Before we explain the query procedure, let us give a (rather informal) analysis of the space required by our new data structure.

\paragraph{Space Analysis.} We have for each vertex $u \in V$, and each $1 \leq i \leq k$ that the bunch $B_i(u)$ consists of all vertices in $S_i$ that are closer to $u$ than the closest vertex in $S_{i+1}$. 

Now, order the vertices $x_1, x_2, \dots$ in $S_i$ by their distance from $u$. Since each vertex in $S_i$ is sampled into $S_{i+1}$ with probability $n^{-1/k}$, we have that with high probability some vertex $x_i$ with $i = O(n^{1/k} \log n)$ is sampled into $S_{i+1}$. This ensures that $|B_i(u)| = \tilde{O}(n^{1/k})$ with high probability. 

Applying this argument for all $i$, we have that $|B(u)| = \tilde{O}(k \cdot n^{1/k})$ for each $u$ w.h.p. and therefore our space bound follows.

\paragraph{Preprocessing Time.} Much like in the $k=2$ construction, we can define for each $u \in S_i \setminus S_{i+1}$ the cluster $C(u) = \{ v \in V \;|\; \mathbf{dist}_G(u,v) < \mathbf{dist}_G(u,S_{i+1})\}$. Extending our analysis from before using this new definition, we get construction time $\tilde{O}(kmn^{1/k})$.

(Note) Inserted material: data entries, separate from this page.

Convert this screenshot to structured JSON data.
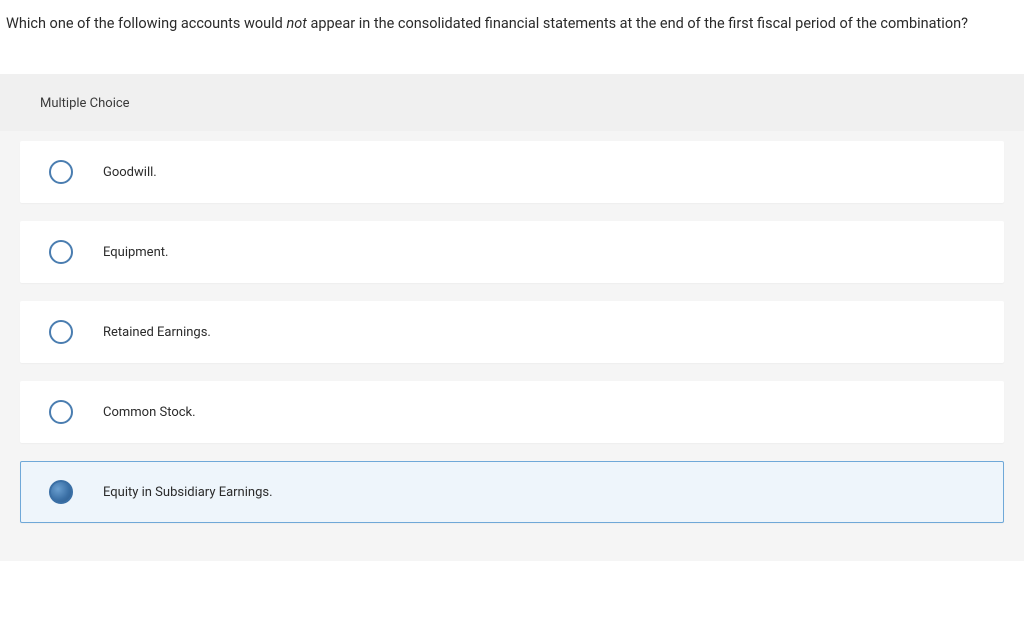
{
  "question": {
    "prefix": "Which one of the following accounts would ",
    "emph": "not",
    "suffix": " appear in the consolidated financial statements at the end of the first fiscal period of the combination?"
  },
  "section_label": "Multiple Choice",
  "options": [
    {
      "label": "Goodwill.",
      "selected": false
    },
    {
      "label": "Equipment.",
      "selected": false
    },
    {
      "label": "Retained Earnings.",
      "selected": false
    },
    {
      "label": "Common Stock.",
      "selected": false
    },
    {
      "label": "Equity in Subsidiary Earnings.",
      "selected": true
    }
  ]
}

\paragraph{Query Operation.} A straight-forward way to query our new data structure for a tuple $(u,v)$ would be to search for the smallest $i$ such that $v \in B(p_i(u))$ and then return $\mathbf{dist}_G(u, p_i(u)) + \mathbf{dist}_G(p_i(u), v)$. This can be analyzed in the same way as we did for $k=2$ to obtain stretch $4k-3$\footnote{One can actually prove that this strategy gives an $4k-5$ stretch with a little trick.}.

However, we aim for stretch approximation $2k-1$. We state below the pseudo-code to achieve this guarantee.

\begin{algorithm}
  \SetAlgoLined
  $w \gets u$; $i \gets 1$\;
  \While{$w \not\in B(v)$}{
    $i \gets i+1$\;
    $(u,v) \gets (v,u)$\;
    $w \gets p_i(u)$
  }
  \Return $\mathbf{dist}_G(u,w) + \mathbf{dist}_G(w,v)$
  \caption{\textsc{Query}(u,v)}
\end{algorithm}

Our main tool in the analysis is the claim below where we define $\Delta = \mathbf{dist}_G(u,v)$. 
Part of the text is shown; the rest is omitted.